Unlike traditional crowdfunding, a crowdsale doesn’t pre-sell a widget or promise to put your name in the credits of a movie. Instead, it sells you a token.
A token is an intrinsic component in a next-generation cryptocurrency 2.0 application. Like Bitcoin, it isn’t something that you can physically hold. Instead, it is an electronic record – a kind of digital poker chip – stored on your computer, or mobile device.
Tokens are designed to let you participate in the project that will eventually be launched as a result of the crowdsale. Depending on what service the project offers, the token will serve as a kind of access ticket to that service.
If the project is a software application that lets you find ridesharing partners without the use of a central website, for example, then you might use tokens to pay for your rides. Conversely, if you are the owner of the vehicle and up giving someone a ride, you may be paid tokens by the network. So the tokens are a kind of currency for use within a specific online service.
The crowdsale generally happens before a project has officially launched its service.
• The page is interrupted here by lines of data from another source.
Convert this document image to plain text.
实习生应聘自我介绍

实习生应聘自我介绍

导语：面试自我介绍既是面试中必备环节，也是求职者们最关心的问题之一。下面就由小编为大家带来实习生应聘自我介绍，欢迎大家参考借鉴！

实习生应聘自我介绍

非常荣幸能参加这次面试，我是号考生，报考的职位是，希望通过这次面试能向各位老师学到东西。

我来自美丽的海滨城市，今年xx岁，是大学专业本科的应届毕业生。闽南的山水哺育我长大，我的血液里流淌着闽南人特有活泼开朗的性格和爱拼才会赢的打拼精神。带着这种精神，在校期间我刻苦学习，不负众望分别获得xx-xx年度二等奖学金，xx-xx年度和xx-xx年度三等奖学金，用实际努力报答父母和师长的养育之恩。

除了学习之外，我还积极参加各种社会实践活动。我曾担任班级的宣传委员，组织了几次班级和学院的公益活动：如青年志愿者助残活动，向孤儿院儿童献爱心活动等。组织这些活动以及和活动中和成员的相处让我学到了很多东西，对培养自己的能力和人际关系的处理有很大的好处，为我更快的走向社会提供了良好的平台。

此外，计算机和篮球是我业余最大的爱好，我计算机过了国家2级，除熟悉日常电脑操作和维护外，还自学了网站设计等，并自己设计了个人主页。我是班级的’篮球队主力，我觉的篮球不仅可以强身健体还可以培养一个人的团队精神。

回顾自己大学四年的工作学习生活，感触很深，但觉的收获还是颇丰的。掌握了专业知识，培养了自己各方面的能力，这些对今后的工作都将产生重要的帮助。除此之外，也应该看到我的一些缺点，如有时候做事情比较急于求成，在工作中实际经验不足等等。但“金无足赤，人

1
It is designed to generate funds for the development of the project, helping to pay for software developers, marketing budgets, and all the other things that a cryptocurrency startup needs.
It can also be used to measure interest in a particular project. If no one buys the tokens, then the company developing the project might want to reconsider its options.
The really interesting part of a crowdsale is what happens to the tokens later on. In many cases, they will be bought and sold on the open market, gaining their own market value independently of the application that they are used for.
This is another way to encourage early adopters. They may buy tokens because they believe in the potential of a particular online service. If the project becomes as successful as they think, then the tokens might increase in value, turning them a pretty profit later on.
But the rules around crowdsales aren’t yet clear. Regulators have strict rules about issuing financial securities such as shares in a company, for example. Should tokens be classified as securities, and therefore regulated? The position on this isn’t yet clear, and each case will probably be judged on its own merits.
Are you buying tokens speculatively? Or are you purchasing tokens simply because you really want to use the application? Are you prepared to accept the loss if the service never launches? Never invest anything that you are not prepared to lose.